Launched today is a story about Oxfam America’s latest campaign and I’m quoted in the story. A few weeks ago, I talked with Lindsay Hebert about the campaign. In the article I say some pretty strong things about Oxfam.
“I don’t know that this is making people ask questions. They’re telling me a fact, they’re not telling me part of a fact that makes me want to know more. I want to give you enough information that you’re asking questions, that you’re going to get a lean in.”
While I think it’s important to create great creative campaigns I think it’s also important not to throw stones at a bunch of people trying to help solve a world problem – that doesn’t help anything or anyone.
Truth is, I’m quoted correctly but I’d like to clarify or add to the story.
Oxfam’s latest campaign is built on a great premise – Our previous international views need to be edited and here are some examples of progress.
Educating your audience is a complex job. Turning a ship for a new heading or adjusting your course is also a tough, especially when that ship has raised millions and million for international relief.

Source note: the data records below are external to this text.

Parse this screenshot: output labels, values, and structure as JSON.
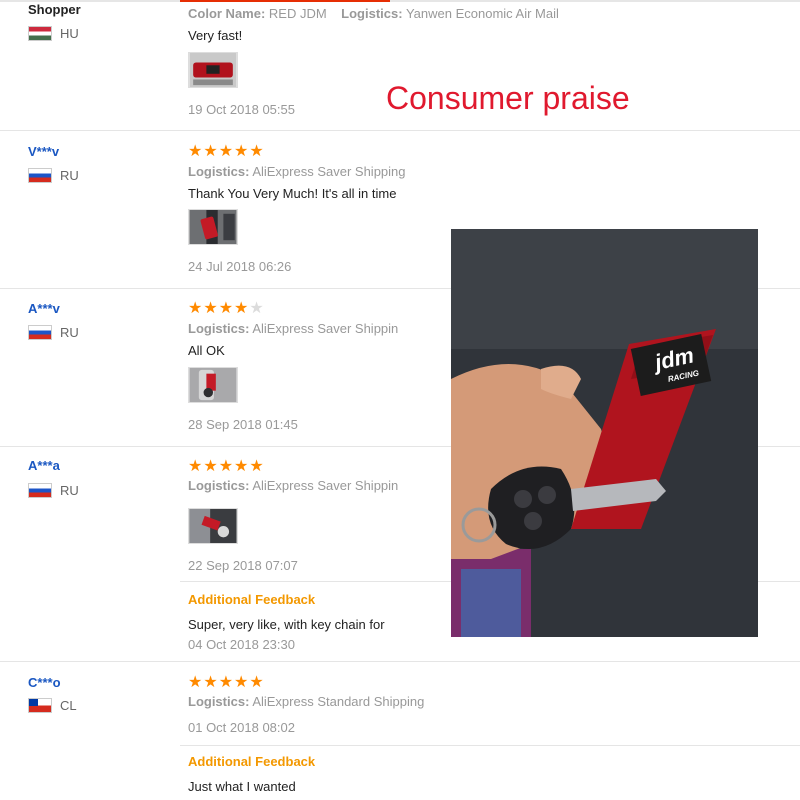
{
  "annotation": "Consumer praise",
  "labels": {
    "color_name": "Color Name:",
    "logistics": "Logistics:",
    "additional_feedback": "Additional Feedback"
  },
  "reviews": [
    {
      "user": "Shopper",
      "country": "HU",
      "color_value": "RED JDM",
      "logistics_value": "Yanwen Economic Air Mail",
      "text": "Very fast!",
      "date": "19 Oct 2018 05:55"
    },
    {
      "user": "V***v",
      "country": "RU",
      "stars": 5,
      "logistics_value": "AliExpress Saver Shipping",
      "text": "Thank You Very Much! It's all in time",
      "date": "24 Jul 2018 06:26"
    },
    {
      "user": "A***v",
      "country": "RU",
      "stars": 4,
      "logistics_value": "AliExpress Saver Shippin",
      "text": "All OK",
      "date": "28 Sep 2018 01:45"
    },
    {
      "user": "A***a",
      "country": "RU",
      "stars": 5,
      "logistics_value": "AliExpress Saver Shippin",
      "date": "22 Sep 2018 07:07",
      "additional_text": "Super, very like, with key chain for",
      "additional_date": "04 Oct 2018 23:30"
    },
    {
      "user": "C***o",
      "country": "CL",
      "stars": 5,
      "logistics_value": "AliExpress Standard Shipping",
      "date": "01 Oct 2018 08:02",
      "additional_text": "Just what I wanted"
    }
  ],
  "photo": {
    "strap_label_1": "jdm",
    "strap_label_2": "RACING"
  },
  "colors": {
    "star": "#ff8a00",
    "username": "#1a57c2",
    "feedback_heading": "#f39800",
    "annotation": "#e0192e"
  },
  "icons": [
    "star-icon",
    "flag-hu-icon",
    "flag-ru-icon",
    "flag-cl-icon"
  ]
}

In my interview, I questioned the use of billboards and how effective they would be to connect with donors and interested parties for the crucial “What’s next?” How would a few statements engage? My hope is that there would be some multi media or a short film. This short could do more in 60 seconds than 100 billboards.
The article really drives home the point of story as the basis for connection. It’s crucial for Non-profits, especially international nonprofits and NGO’s to tap into the common humanity that we share on both sides of the donation. Nonprofits have the best stories to tell and billboards don’t cut it alone. My suggestion would be to use billboards, bus panels and large posters as the first of many steps in a campaign. All of these pieces encouraging people to connect with them online, watch a short film, follow on Twitter, etc.
If you’re in DC, check out the billboards or visit the Oxfam America website and let me know what you think.